As consequências relacionadas ao desequilíbrio climático mundial vêm deixando sequelas de todo o tipo de ordem. Seja no abastecimento das grandes metrópoles, como no caso da crise do sistema Cantareira em São Paulo, e até nos casos de superaquecimento demonstrado as altas temperaturas na maior parte dos estados brasileiros. Alguns estão com temperaturas beirando a casa dos 50º.
Na região de Bocaina os efeitos do desequilíbrio climático se fazem demonstrar de maneira nunca vista antes. Temperaturas que se estabilizavam entre os 19º e 20º hoje se apresentam em torno dos 24º e 26º. Algo bastante incomum e inédito para a população da serra da Mantiqueira. Os efeitos do aquecimento global na região não apenas modifica a temperatura com ondas de calor, mas, também, afeta diretamente o ambiente hídrico. As nascentes são afetadas, como já pode ser notado na nascente do Rio Grande, que é localizada no município. Seu volume d’água, densidade e profundidade estão diminuindo, e isso pode ser observado também na cachoeira do Rio Grande. Outro fator importante é a devastação das matas ciliares que existem ao redor do rio. Alguns locais onde a água tinha grande profundidade, hoje a água está rasa. Uma realidade que já se instalou na região.
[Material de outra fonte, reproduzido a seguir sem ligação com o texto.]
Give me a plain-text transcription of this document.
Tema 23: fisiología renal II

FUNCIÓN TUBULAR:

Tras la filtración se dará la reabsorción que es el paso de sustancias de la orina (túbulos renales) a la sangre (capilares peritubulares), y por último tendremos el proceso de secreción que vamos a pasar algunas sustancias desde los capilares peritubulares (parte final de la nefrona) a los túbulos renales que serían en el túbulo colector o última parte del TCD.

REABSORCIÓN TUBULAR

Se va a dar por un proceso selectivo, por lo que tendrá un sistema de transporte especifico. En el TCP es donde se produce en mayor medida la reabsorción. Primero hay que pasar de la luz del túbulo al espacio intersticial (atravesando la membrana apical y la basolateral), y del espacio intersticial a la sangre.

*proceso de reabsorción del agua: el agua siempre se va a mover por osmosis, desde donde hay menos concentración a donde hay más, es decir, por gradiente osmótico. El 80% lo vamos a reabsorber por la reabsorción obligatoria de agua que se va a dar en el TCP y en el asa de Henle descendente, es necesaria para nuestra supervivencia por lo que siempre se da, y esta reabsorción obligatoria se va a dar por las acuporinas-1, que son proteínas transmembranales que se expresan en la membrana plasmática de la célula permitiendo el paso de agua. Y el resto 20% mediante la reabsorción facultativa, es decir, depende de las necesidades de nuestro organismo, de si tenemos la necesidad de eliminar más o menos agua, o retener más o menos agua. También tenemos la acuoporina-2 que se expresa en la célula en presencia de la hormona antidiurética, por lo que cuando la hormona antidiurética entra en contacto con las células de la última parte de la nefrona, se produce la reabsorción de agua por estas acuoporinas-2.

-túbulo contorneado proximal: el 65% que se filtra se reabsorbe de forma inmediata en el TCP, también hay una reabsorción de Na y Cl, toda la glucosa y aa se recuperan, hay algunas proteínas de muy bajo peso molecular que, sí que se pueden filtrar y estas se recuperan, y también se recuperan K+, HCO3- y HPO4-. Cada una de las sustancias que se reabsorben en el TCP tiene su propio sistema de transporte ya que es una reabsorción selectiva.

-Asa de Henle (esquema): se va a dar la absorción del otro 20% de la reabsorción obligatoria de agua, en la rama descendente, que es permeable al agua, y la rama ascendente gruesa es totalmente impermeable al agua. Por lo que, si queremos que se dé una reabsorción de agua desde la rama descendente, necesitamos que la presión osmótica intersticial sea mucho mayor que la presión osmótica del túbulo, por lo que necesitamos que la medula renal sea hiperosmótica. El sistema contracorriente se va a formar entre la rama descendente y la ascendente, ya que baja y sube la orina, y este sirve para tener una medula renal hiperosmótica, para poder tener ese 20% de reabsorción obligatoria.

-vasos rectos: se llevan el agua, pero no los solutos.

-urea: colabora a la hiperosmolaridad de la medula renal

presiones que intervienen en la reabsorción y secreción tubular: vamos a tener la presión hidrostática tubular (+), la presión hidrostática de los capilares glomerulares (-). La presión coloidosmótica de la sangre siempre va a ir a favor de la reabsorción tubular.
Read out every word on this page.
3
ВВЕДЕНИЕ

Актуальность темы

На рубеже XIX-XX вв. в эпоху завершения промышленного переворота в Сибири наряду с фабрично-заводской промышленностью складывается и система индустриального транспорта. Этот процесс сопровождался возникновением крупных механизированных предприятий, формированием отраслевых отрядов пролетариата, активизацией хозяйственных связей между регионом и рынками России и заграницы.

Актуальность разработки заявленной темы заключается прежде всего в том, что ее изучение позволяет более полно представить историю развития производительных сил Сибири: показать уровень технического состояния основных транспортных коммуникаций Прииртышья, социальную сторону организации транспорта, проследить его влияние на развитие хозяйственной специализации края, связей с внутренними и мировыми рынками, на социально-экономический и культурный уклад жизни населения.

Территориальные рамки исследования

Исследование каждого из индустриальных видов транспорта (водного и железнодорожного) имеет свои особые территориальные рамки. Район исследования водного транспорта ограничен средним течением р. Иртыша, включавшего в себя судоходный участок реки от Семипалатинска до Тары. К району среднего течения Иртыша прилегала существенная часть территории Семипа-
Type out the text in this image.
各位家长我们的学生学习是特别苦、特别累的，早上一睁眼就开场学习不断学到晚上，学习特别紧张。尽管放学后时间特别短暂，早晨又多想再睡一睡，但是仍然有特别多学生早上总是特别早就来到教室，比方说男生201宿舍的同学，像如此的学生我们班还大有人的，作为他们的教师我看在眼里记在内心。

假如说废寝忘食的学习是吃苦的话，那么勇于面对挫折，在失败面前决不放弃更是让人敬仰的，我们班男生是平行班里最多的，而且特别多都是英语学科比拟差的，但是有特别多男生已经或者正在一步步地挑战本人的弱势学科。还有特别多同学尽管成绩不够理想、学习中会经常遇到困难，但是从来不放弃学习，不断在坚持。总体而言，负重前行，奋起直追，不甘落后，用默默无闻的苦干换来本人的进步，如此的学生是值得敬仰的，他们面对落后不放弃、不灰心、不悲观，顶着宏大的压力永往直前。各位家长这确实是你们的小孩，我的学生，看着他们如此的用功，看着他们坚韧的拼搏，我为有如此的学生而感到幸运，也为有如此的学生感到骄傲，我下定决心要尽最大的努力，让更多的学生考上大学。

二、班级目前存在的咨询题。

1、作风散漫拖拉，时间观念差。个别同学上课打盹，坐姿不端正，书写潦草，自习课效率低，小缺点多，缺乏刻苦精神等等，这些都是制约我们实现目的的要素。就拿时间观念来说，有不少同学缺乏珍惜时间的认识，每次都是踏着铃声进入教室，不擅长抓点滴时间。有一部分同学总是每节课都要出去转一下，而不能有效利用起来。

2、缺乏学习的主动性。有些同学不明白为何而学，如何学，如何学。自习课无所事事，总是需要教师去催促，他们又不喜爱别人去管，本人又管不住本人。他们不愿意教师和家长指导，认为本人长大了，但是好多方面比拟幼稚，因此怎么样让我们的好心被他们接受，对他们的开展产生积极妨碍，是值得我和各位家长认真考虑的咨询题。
O município de Bocaina está sofrendo com a situação atual da água. E com isso a população é a primeira a ser afetada com a crise de abastecimento e sua principal consequência: a falta d’água. Está faltando água nas moradias, o que afeta o cotidiano da população e das demandas públicas. Essa é uma crise de consequências graves, pois, além de desestabilizar a normalidade social, atinge também a área econômica, já que compromete a irrigação de lavouras e o consumo pecuário.
Em virtude disso a Escola Municipal Álvaro Benfica, através de sua diretora Beatriz Alves de Andrade e de seu corpo docente desenvolveu estudos e projetos com seus alunos do 2º período do ensino fundamental em atividades dirigidas nas áreas de ciências, história e educação ambiental, no sentido de realizar trabalhos de conscientização junto à população visando prepará-la para a economia de água. O movimento dos estudantes teve como coordenador o professor de história e educação ambiental, Erasmo José da Silva. Este trabalho também contou com o apoio integral da Secretária de Educação Municipal, a professora Lucinéia Aparecida Miranda Benfica, que não mediu esforços no sentido de auxiliar a organização.
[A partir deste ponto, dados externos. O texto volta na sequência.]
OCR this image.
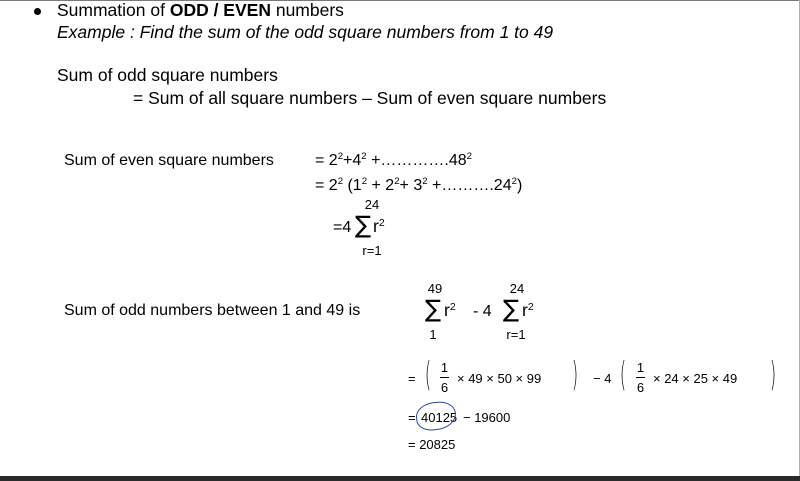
Summation of ODD / EVEN numbers
Example : Find the sum of the odd square numbers from 1 to 49
Sum of odd square numbers
= Sum of all square numbers – Sum of even square numbers
Sum of even square numbers	= $2^2+4^2$ $+\dots\dots\dots\dots.48^2$
= $2^2$ ($1^2 + 2^2+ 3^2$ $+\dots\dots\dots.24^2$)
24
=4 ∑ $r^2$
r=1
Sum of odd numbers between 1 and 49 is
49
∑ $r^2$
1
- 4
24
∑ $r^2$
r=1
= ( 1
6
× 49 × 50 × 99 ) − 4 ( 1
6
× 24 × 25 × 49 )
= 40125 − 19600
= 20825
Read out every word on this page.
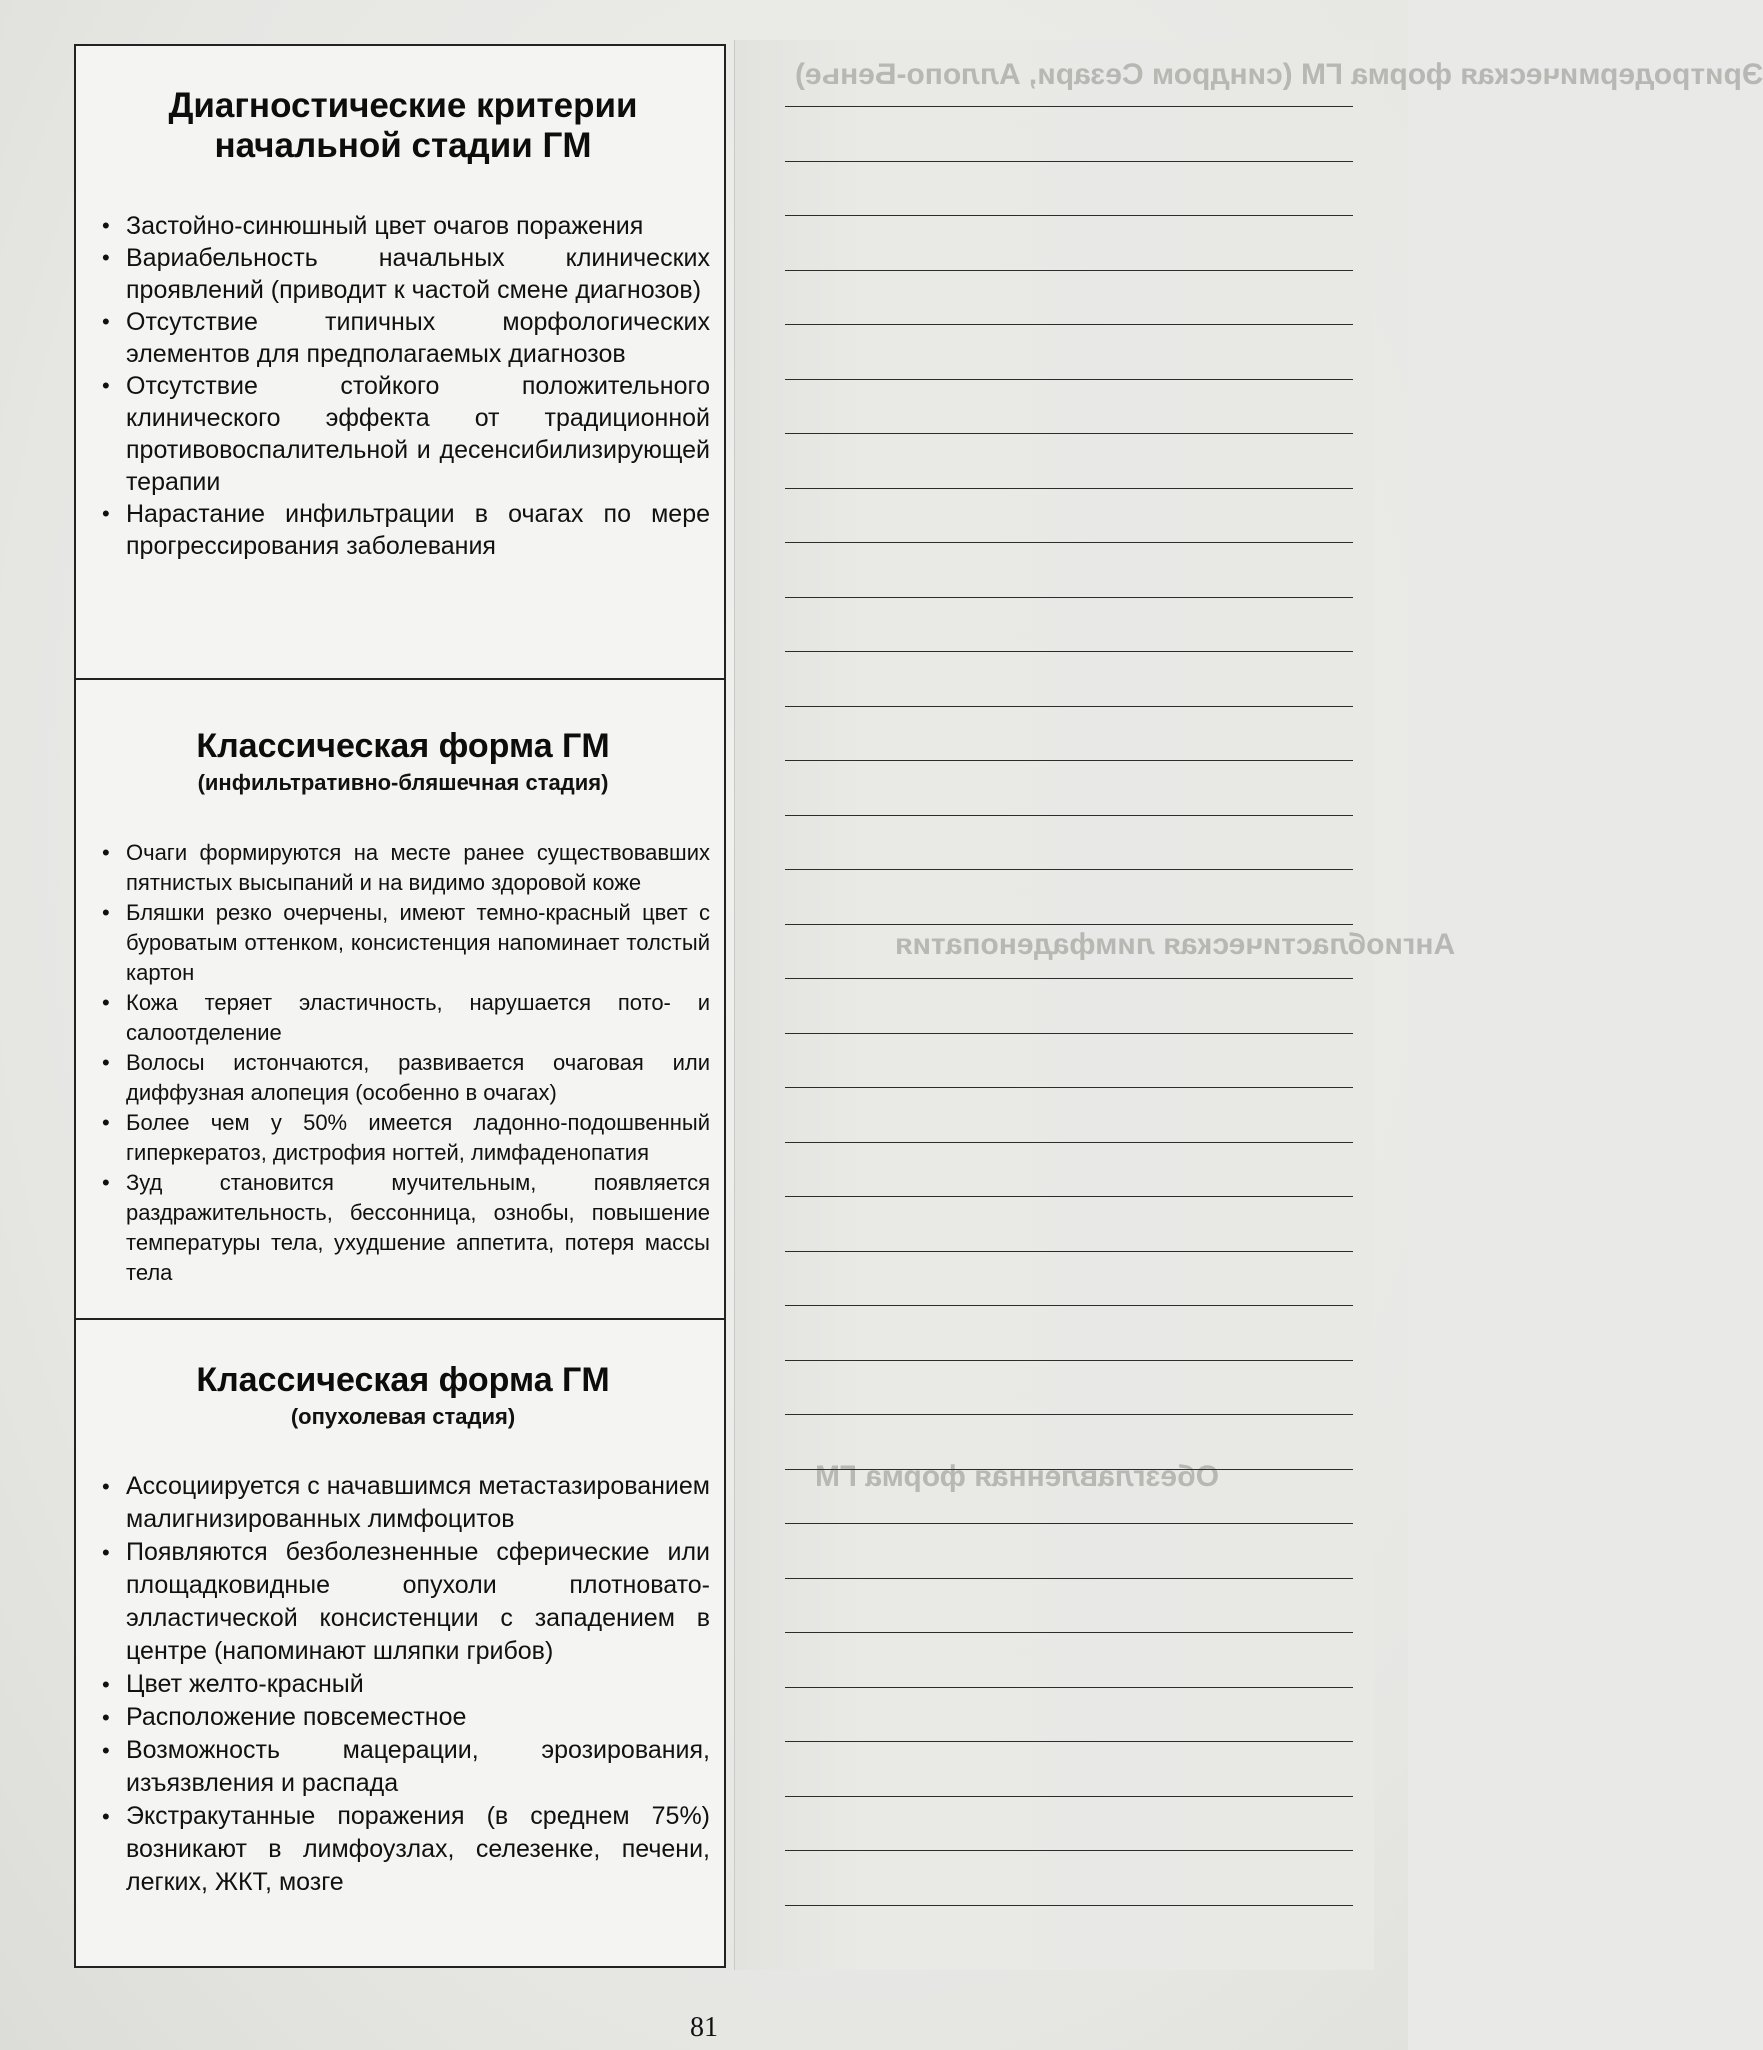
Диагностические критерии начальной стадии ГМ
• Застойно-синюшный цвет очагов поражения
• Вариабельность начальных клинических проявлений (приводит к частой смене диагнозов)
• Отсутствие типичных морфологических элементов для предполагаемых диагнозов
• Отсутствие стойкого положительного клинического эффекта от традиционной противовоспалительной и десенсибилизирующей терапии
• Нарастание инфильтрации в очагах по мере прогрессирования заболевания
Классическая форма ГМ
(инфильтративно-бляшечная стадия)
• Очаги формируются на месте ранее существовавших пятнистых высыпаний и на видимо здоровой коже
• Бляшки резко очерчены, имеют темно-красный цвет с буроватым оттенком, консистенция напоминает толстый картон
• Кожа теряет эластичность, нарушается пото- и салоотделение
• Волосы истончаются, развивается очаговая или диффузная алопеция (особенно в очагах)
• Более чем у 50% имеется ладонно-подошвенный гиперкератоз, дистрофия ногтей, лимфаденопатия
• Зуд становится мучительным, появляется раздражительность, бессонница, ознобы, повышение температуры тела, ухудшение аппетита, потеря массы тела
Классическая форма ГМ
(опухолевая стадия)
• Ассоциируется с начавшимся метастазированием малигнизированных лимфоцитов
• Появляются безболезненные сферические или площадковидные опухоли плотновато-элластической консистенции с западением в центре (напоминают шляпки грибов)
• Цвет желто-красный
• Расположение повсеместное
• Возможность мацерации, эрозирования, изъязвления и распада
• Экстракутанные поражения (в среднем 75%) возникают в лимфоузлах, селезенке, печени, легких, ЖКТ, мозге
Эритродермическая форма ГМ (синдром Сезари, Аллопо-Бенье)
Ангиобластическая лимфаденопатия
Обезглавленная форма ГМ
81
A Escola Municipal Álvaro Benfica e o movimento dos estudantes contaram com o apoio e parceria da Escola Estadual José de Medeiros (Resende) que gentilmente cedeu a educadora e animadora cultural Flávia Adriana Hartung, a qual realizou ensaios culminando na organização e apresentação de uma peça de teatro em defesa da natureza no dia 12 de setembro. O ato público em defesa da água foi seguido de uma passeata que se manifestou pelas ruas da cidade de Bocaina de Minas. O evento contou com a organização dos alunos de todo o ensino fundamental e também teve a participação do ensino médio.
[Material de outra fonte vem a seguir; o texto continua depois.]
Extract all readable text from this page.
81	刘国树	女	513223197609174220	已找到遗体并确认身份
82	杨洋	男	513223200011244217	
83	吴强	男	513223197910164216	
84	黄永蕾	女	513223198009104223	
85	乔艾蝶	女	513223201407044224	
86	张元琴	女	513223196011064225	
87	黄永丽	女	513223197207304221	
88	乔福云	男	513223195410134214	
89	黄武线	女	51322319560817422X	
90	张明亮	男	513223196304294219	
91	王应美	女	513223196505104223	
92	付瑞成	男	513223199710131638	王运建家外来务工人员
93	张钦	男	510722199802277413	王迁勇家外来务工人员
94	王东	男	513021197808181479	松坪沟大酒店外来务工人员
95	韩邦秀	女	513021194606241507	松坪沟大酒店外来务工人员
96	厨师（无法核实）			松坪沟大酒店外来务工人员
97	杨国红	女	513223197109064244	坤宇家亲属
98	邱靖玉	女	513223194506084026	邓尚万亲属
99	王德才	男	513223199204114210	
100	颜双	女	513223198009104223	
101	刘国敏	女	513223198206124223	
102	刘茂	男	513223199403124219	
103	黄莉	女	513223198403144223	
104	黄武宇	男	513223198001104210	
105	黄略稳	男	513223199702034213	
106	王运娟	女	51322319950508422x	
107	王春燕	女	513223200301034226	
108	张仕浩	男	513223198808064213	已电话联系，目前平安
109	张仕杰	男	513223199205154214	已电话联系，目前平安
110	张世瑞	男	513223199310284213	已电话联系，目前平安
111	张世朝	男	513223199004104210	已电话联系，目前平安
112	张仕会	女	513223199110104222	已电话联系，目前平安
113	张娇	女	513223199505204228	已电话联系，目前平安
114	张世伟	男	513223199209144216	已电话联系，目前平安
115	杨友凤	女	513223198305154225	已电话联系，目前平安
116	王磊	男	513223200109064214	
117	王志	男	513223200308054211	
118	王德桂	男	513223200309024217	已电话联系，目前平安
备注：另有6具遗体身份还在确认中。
Segundo o professor Erasmo José da Silva, o movimento iniciado pelos estudantes terá prosseguimento com a elaboração de um projeto de reflorestamento das matas ciliares e da proteção das nascentes, que prevê um levantamento dos pontos mais críticos através de fotos e excursões dos alunos já no ano de 2015.
O principal obstáculo do processo de conscientização é a cultura pré-estabelecida da população mais velha que não acredita na falta d’água local. Esse é um paradigma difícil de ser quebrado, mas essa mudança de comportamento é um desafio que precisa ser vencido.
Antes de o primeiro homem branco chegar à região de Bocaina em busca do ouro, os nativos indígenas batizaram as montanhas de Amantikir que, traduzindo no tronco linguístico macro-gê chama-se “serra que chora”, devido ao grande número de nascentes que jorra de suas encostas. Se essa realidade atual de escassez de água não for resolvida, não será mais a serra a chorar e sim a população e as futuras gerações que irão sofrer como fim da água na região.